The hype in the housing market may also help it capture more demand. In a recent survey, 26 million Americans intend to buy houses this year. It is way higher than the average number of sold units at 5-6 million annually. Despite macroeconomic pressures, 34% of them are confident in their capacity to buy. It is no wonder that amidst the challenges in the P/C insurance market, its hype remains evident. Statistics estimate a 3.7% and 6% CAGR in the global and US P/C insurance market. In turn, it may raise the demand for P/C insurance. Being at the forefront of climate change, it remains a staple for many homeowners. But HRTG has to be more cautious, given all the possible challenges discussed earlier. Stepping back a bit and assessing its operations in Florida may help it make a sound judgment. Expanding in other states is a wise option, but it may take time to strengthen its market presence. It is a good thing that it continues to work on its geographical diversification. Hence, HRTG may become more stable, although growth may remain elusive.

P/C Insurance Market Expansion

P/C Insurance Market Expansion (Insurance Journal)

Stock Price Assessment

The stock price of Heritage Insurance Holdings, Inc. remains in a downtrend, even after its sharp decline in April. At $3.11, it has already been cut by 46% from the starting price. It is 57% lower than its peak in March. Using the P/B Ratio of 0.32, it appears that the price is a very good bargain. It may increase from $5.7-6.7. It is way lower than UVE and FNHC. P/B ratio is an ideal metric for insurance companies since it helps assess their value once they are completely liquidated. Also, it is timely, given that a number of P/C companies in Florida have been liquidated. We also want to determine the value of HRTG before we make a position.

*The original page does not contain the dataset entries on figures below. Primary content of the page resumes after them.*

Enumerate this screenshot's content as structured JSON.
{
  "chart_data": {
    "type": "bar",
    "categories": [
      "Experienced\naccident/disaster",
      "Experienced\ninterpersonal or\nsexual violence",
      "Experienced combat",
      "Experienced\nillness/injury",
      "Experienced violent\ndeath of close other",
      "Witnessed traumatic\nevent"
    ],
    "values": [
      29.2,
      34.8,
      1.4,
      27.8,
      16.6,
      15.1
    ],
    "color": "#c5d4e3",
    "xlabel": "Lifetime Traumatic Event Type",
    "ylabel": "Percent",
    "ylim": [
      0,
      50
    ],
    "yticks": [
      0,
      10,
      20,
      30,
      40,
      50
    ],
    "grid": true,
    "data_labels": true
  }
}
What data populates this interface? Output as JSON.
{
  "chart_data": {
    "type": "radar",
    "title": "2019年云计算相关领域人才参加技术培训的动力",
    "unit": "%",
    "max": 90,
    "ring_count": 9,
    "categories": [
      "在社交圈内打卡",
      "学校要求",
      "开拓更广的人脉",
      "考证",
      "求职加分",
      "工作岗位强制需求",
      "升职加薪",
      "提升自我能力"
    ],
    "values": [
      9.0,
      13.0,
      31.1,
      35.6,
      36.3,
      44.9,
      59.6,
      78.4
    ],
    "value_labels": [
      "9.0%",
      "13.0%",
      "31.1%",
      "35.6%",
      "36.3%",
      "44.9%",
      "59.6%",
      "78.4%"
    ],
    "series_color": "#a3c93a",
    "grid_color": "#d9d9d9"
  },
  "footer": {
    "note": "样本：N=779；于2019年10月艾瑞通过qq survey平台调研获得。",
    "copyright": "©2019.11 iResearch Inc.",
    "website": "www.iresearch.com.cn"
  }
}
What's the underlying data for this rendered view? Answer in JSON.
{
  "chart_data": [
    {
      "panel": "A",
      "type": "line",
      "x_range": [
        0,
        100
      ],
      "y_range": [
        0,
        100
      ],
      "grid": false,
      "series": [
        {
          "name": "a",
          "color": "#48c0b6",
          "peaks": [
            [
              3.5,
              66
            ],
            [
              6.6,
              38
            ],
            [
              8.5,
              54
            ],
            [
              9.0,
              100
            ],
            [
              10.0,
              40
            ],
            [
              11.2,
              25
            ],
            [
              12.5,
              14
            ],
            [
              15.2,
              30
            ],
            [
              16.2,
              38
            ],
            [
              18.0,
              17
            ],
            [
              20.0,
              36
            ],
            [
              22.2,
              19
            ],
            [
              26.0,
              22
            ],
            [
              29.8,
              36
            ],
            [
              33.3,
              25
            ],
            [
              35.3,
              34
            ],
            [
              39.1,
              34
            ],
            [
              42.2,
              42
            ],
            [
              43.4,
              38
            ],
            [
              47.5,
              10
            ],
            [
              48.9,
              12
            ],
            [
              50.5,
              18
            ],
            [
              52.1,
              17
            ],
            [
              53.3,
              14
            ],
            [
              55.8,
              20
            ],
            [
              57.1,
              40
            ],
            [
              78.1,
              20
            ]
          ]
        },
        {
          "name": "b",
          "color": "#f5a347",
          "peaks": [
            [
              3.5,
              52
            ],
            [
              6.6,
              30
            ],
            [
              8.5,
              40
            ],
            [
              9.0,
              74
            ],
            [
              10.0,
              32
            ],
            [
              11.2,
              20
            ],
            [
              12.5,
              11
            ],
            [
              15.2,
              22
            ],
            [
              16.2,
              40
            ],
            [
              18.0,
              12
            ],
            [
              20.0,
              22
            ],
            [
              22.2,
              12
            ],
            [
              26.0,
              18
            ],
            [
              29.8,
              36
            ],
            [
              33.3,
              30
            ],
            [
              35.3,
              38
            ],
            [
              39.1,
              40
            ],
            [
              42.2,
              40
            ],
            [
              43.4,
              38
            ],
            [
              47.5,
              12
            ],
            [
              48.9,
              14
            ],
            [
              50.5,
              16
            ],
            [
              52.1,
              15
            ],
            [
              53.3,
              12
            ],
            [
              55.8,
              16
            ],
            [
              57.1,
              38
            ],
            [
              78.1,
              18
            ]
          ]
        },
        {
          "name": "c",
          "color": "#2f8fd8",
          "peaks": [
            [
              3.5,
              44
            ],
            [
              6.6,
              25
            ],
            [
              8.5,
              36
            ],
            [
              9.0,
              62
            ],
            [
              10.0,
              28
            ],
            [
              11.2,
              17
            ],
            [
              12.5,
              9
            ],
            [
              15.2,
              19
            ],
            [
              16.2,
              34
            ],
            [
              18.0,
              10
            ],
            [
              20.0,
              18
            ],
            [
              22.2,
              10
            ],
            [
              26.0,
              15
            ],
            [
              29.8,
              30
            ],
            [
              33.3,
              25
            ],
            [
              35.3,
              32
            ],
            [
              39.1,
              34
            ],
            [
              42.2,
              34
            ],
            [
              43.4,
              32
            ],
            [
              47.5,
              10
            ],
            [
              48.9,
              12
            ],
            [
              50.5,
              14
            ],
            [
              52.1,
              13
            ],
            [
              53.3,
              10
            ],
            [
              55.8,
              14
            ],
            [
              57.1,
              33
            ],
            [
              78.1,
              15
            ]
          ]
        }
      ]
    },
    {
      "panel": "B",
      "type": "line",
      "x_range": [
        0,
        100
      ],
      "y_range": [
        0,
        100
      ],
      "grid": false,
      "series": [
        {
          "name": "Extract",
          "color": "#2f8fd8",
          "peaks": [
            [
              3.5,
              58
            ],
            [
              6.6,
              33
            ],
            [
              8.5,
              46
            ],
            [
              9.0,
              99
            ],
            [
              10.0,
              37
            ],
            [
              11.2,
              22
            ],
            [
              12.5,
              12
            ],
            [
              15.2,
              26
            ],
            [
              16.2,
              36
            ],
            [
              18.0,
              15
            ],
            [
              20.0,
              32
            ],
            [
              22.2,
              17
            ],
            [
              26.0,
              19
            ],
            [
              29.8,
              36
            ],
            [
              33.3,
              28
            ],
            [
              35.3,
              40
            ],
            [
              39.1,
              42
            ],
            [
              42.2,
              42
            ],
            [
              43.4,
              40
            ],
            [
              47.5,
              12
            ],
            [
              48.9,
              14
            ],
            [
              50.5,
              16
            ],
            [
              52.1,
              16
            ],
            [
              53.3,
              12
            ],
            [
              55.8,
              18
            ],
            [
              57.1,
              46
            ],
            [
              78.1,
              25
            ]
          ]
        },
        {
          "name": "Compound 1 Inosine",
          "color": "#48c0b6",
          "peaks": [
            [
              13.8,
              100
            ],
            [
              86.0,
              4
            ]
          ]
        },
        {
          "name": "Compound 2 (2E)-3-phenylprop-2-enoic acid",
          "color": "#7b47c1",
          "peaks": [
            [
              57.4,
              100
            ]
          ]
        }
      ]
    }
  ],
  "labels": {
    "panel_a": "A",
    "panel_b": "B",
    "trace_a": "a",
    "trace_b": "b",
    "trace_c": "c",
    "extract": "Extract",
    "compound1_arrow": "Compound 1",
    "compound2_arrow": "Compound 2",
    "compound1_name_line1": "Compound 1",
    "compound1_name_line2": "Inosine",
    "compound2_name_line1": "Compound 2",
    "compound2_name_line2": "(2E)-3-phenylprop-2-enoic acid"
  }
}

It may be more accurate if we use the P/TBV ratio. The percentage more than doubles to almost 0.70. From there, we can see that the company has much goodwill, given the nature of its operations. The amount is reasonable relative to assets and lower than the value in the previous year. But goodwill impairment can tell that its acquired assets generate fewer cash inflows. As such, it must be more careful of its potential impact. It must watch out for market uncertainties, despite its good liquidity and sustainability. Aside from market disruptions, I believe the same ratio reached its limit last March. That may be another logical factor for the sharp decline. Today, the stock price is now a bit undervalued. Using the ratio, the price may go up to $4.5-5 per share.

P/B and P/TBV Ratio

P/B and P/TBV Ratio (Yahoo Finance)

Meanwhile, dividends are consistent, although there has been no increase in recent years. The dividend yield of 7.08% is better than its Florida peers. It means that it produces more returns from dividends, making it relatively cheaper. But the dividend payout ratio using net income and FCF remains at a negative value. If cash flow continues to become a negative value, the capacity to sustain it may be affected.

Dividend Yield

Dividend Yield (Yahoo Finance)

Yahoo Finance

Yahoo Finance (Dividend Payout Ratio)

Bottom Line

Heritage Insurance Holdings, Inc. remains durable amidst market uncertainties. Also, the decrease in its policies in force remains manageable compared to some of its peers. We hope that the efforts to reduce the scams will materialize. It is more crucial since claims may intensify with the above-normal hurricane forecasts. It may help stabilize the frequency of claims and help the market recover. Meanwhile, the stock price has potential undervaluation but not very cheap yet. The recommendation is that Heritage Insurance Holdings, Inc. is a hold.